Deutsche-Bahn-Chef hält an Stuttgart 21 fest
München — Die Deutsche Bahn will auch nach dem Amtsantritt der grün-roten Regierung in Baden-Württemberg den Bau des umstrittenen Bahnhofsprojekts Stuttgart 21 vorantreiben. "Die DB will und muss Stuttgart 21 bauen", sagte Bahnchef Rüdiger Grube dem "Focus". Bahn, Bund, Land, Stadt und Region seien als Projektträger dazu vertraglich verpflichtet, denn jeder Projektpartner sei verpflichtet, das Projekt zu fördern.

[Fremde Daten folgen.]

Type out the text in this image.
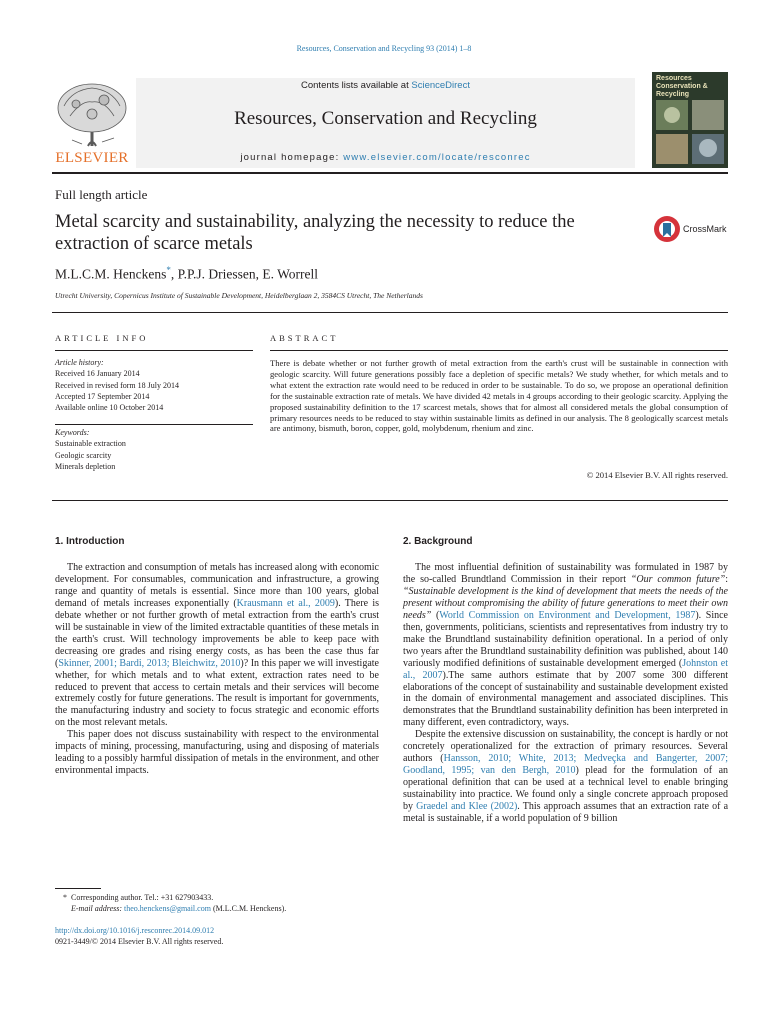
Resources, Conservation and Recycling 93 (2014) 1–8
ELSEVIER
Contents lists available at ScienceDirect
Resources, Conservation and Recycling
journal homepage: www.elsevier.com/locate/resconrec
Resources Conservation & Recycling
Full length article
Metal scarcity and sustainability, analyzing the necessity to reduce the extraction of scarce metals
CrossMark
M.L.C.M. Henckens*, P.P.J. Driessen, E. Worrell
Utrecht University, Copernicus Institute of Sustainable Development, Heidelberglaan 2, 3584CS Utrecht, The Netherlands
ARTICLE INFO	ABSTRACT
Article history:
Received 16 January 2014
Received in revised form 18 July 2014
Accepted 17 September 2014
Available online 10 October 2014
Keywords:
Sustainable extraction
Geologic scarcity
Minerals depletion
There is debate whether or not further growth of metal extraction from the earth's crust will be sustainable in connection with geologic scarcity. Will future generations possibly face a depletion of specific metals? We study whether, for which metals and to what extent the extraction rate would need to be reduced in order to be sustainable. To do so, we propose an operational definition for the sustainable extraction rate of metals. We have divided 42 metals in 4 groups according to their geologic scarcity. Applying the proposed sustainability definition to the 17 scarcest metals, shows that for almost all considered metals the global consumption of primary resources needs to be reduced to stay within sustainable limits as defined in our analysis. The 8 geologically scarcest metals are antimony, bismuth, boron, copper, gold, molybdenum, rhenium and zinc.
© 2014 Elsevier B.V. All rights reserved.
1. Introduction	2. Background

The extraction and consumption of metals has increased along with economic development. For consumables, communication and infrastructure, a growing range and quantity of metals is essential. Since more than 100 years, global demand of metals increases exponentially (Krausmann et al., 2009). There is debate whether or not further growth of metal extraction from the earth's crust will be sustainable in view of the limited extractable quantities of these metals in the earth's crust. Will technology improvements be able to keep pace with decreasing ore grades and rising energy costs, as has been the case thus far (Skinner, 2001; Bardi, 2013; Bleichwitz, 2010)? In this paper we will investigate whether, for which metals and to what extent, extraction rates need to be reduced to prevent that access to certain metals and their services will become extremely costly for future generations. The result is important for governments, the manufacturing industry and society to focus strategic and economic efforts on the most relevant metals.

This paper does not discuss sustainability with respect to the environmental impacts of mining, processing, manufacturing, using and disposing of materials leading to a possibly harmful dissipation of metals in the environment, and other environmental impacts.

The most influential definition of sustainability was formulated in 1987 by the so-called Brundtland Commission in their report “Our common future”: “Sustainable development is the kind of development that meets the needs of the present without compromising the ability of future generations to meet their own needs” (World Commission on Environment and Development, 1987). Since then, governments, politicians, scientists and representatives from industry try to make the Brundtland sustainability definition operational. In a period of only two years after the Brundtland sustainability definition was published, about 140 variously modified definitions of sustainable development emerged (Johnston et al., 2007).The same authors estimate that by 2007 some 300 different elaborations of the concept of sustainability and sustainable development existed in the domain of environmental management and associated disciplines. This demonstrates that the Brundtland sustainability definition has been interpreted in many different, even contradictory, ways.

Despite the extensive discussion on sustainability, the concept is hardly or not concretely operationalized for the extraction of primary resources. Several authors (Hansson, 2010; White, 2013; Medveçka and Bangerter, 2007; Goodland, 1995; van den Bergh, 2010) plead for the formulation of an operational definition that can be used at a technical level to enable bringing sustainability into practice. We found only a single concrete approach proposed by Graedel and Klee (2002). This approach assumes that an extraction rate of a metal is sustainable, if a world population of 9 billion

* Corresponding author. Tel.: +31 627903433.
E-mail address: theo.henckens@gmail.com (M.L.C.M. Henckens).
http://dx.doi.org/10.1016/j.resconrec.2014.09.012
0921-3449/© 2014 Elsevier B.V. All rights reserved.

Die neue Regierung müsse für einen Baustopp bis zur Volksbefragung im Herbst oder gar einen Abbruch des Bahnhofprojekts die Kosten tragen, betonte Grube. "Derjenige, der dieses Projekt zu Fall bringen würde, muss wissen, dass er bis zu 1,5 Milliarden Euro an Kosten übernehmen muss. Und derjenige, der dieses Projekt bis zu einer Volksbefragung im Oktober aufhält, muss mit Forderungen der DB von über hundert Millionen Euro rechnen, die nicht aus dem Risikotopf zu finanzieren sind."

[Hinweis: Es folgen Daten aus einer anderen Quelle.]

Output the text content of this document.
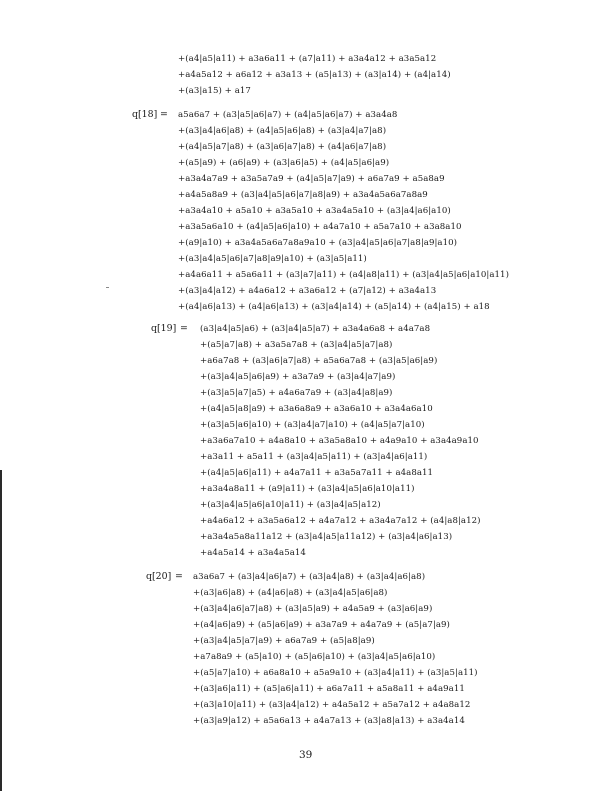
+(a4|a5|a11) + a3a6a11 + (a7|a11) + a3a4a12 + a3a5a12
+a4a5a12 + a6a12 + a3a13 + (a5|a13) + (a3|a14) + (a4|a14)
+(a3|a15) + a17
q[18] = a5a6a7 + (a3|a5|a6|a7) + (a4|a5|a6|a7) + a3a4a8
+(a3|a4|a6|a8) + (a4|a5|a6|a8) + (a3|a4|a7|a8)
+(a4|a5|a7|a8) + (a3|a6|a7|a8) + (a4|a6|a7|a8)
+(a5|a9) + (a6|a9) + (a3|a6|a5) + (a4|a5|a6|a9)
+a3a4a7a9 + a3a5a7a9 + (a4|a5|a7|a9) + a6a7a9 + a5a8a9
+a4a5a8a9 + (a3|a4|a5|a6|a7|a8|a9) + a3a4a5a6a7a8a9
+a3a4a10 + a5a10 + a3a5a10 + a3a4a5a10 + (a3|a4|a6|a10)
+a3a5a6a10 + (a4|a5|a6|a10) + a4a7a10 + a5a7a10 + a3a8a10
+(a9|a10) + a3a4a5a6a7a8a9a10 + (a3|a4|a5|a6|a7|a8|a9|a10)
+(a3|a4|a5|a6|a7|a8|a9|a10) + (a3|a5|a11)
+a4a6a11 + a5a6a11 + (a3|a7|a11) + (a4|a8|a11) + (a3|a4|a5|a6|a10|a11)
+(a3|a4|a12) + a4a6a12 + a3a6a12 + (a7|a12) + a3a4a13
+(a4|a6|a13) + (a4|a6|a13) + (a3|a4|a14) + (a5|a14) + (a4|a15) + a18
q[19] = (a3|a4|a5|a6) + (a3|a4|a5|a7) + a3a4a6a8 + a4a7a8
+(a5|a7|a8) + a3a5a7a8 + (a3|a4|a5|a7|a8)
+a6a7a8 + (a3|a6|a7|a8) + a5a6a7a8 + (a3|a5|a6|a9)
+(a3|a4|a5|a6|a9) + a3a7a9 + (a3|a4|a7|a9)
+(a3|a5|a7|a5) + a4a6a7a9 + (a3|a4|a8|a9)
+(a4|a5|a8|a9) + a3a6a8a9 + a3a6a10 + a3a4a6a10
+(a3|a5|a6|a10) + (a3|a4|a7|a10) + (a4|a5|a7|a10)
+a3a6a7a10 + a4a8a10 + a3a5a8a10 + a4a9a10 + a3a4a9a10
+a3a11 + a5a11 + (a3|a4|a5|a11) + (a3|a4|a6|a11)
+(a4|a5|a6|a11) + a4a7a11 + a3a5a7a11 + a4a8a11
+a3a4a8a11 + (a9|a11) + (a3|a4|a5|a6|a10|a11)
+(a3|a4|a5|a6|a10|a11) + (a3|a4|a5|a12)
+a4a6a12 + a3a5a6a12 + a4a7a12 + a3a4a7a12 + (a4|a8|a12)
+a3a4a5a8a11a12 + (a3|a4|a5|a11a12) + (a3|a4|a6|a13)
+a4a5a14 + a3a4a5a14
q[20] = a3a6a7 + (a3|a4|a6|a7) + (a3|a4|a8) + (a3|a4|a6|a8)
+(a3|a6|a8) + (a4|a6|a8) + (a3|a4|a5|a6|a8)
+(a3|a4|a6|a7|a8) + (a3|a5|a9) + a4a5a9 + (a3|a6|a9)
+(a4|a6|a9) + (a5|a6|a9) + a3a7a9 + a4a7a9 + (a5|a7|a9)
+(a3|a4|a5|a7|a9) + a6a7a9 + (a5|a8|a9)
+a7a8a9 + (a5|a10) + (a5|a6|a10) + (a3|a4|a5|a6|a10)
+(a5|a7|a10) + a6a8a10 + a5a9a10 + (a3|a4|a11) + (a3|a5|a11)
+(a3|a6|a11) + (a5|a6|a11) + a6a7a11 + a5a8a11 + a4a9a11
+(a3|a10|a11) + (a3|a4|a12) + a4a5a12 + a5a7a12 + a4a8a12
+(a3|a9|a12) + a5a6a13 + a4a7a13 + (a3|a8|a13) + a3a4a14
39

Jeder Monat Bauverzögerung koste die Bahn schon jetzt mindestens zehn bis 15 Millionen Euro, sagte der Bahnchef. Mit jedem neuen Monat stiegen diese Kosten sprunghaft an. "Ein halbes Jahr Verschiebung verursacht daher zusätzliche Kosten von 150 bis 200 Millionen Euro und ein Jahr kostet sogar 300 bis 400 Millionen Euro", sagte Grube. "Das kann und wird die Deutsche Bahn nicht zulassen."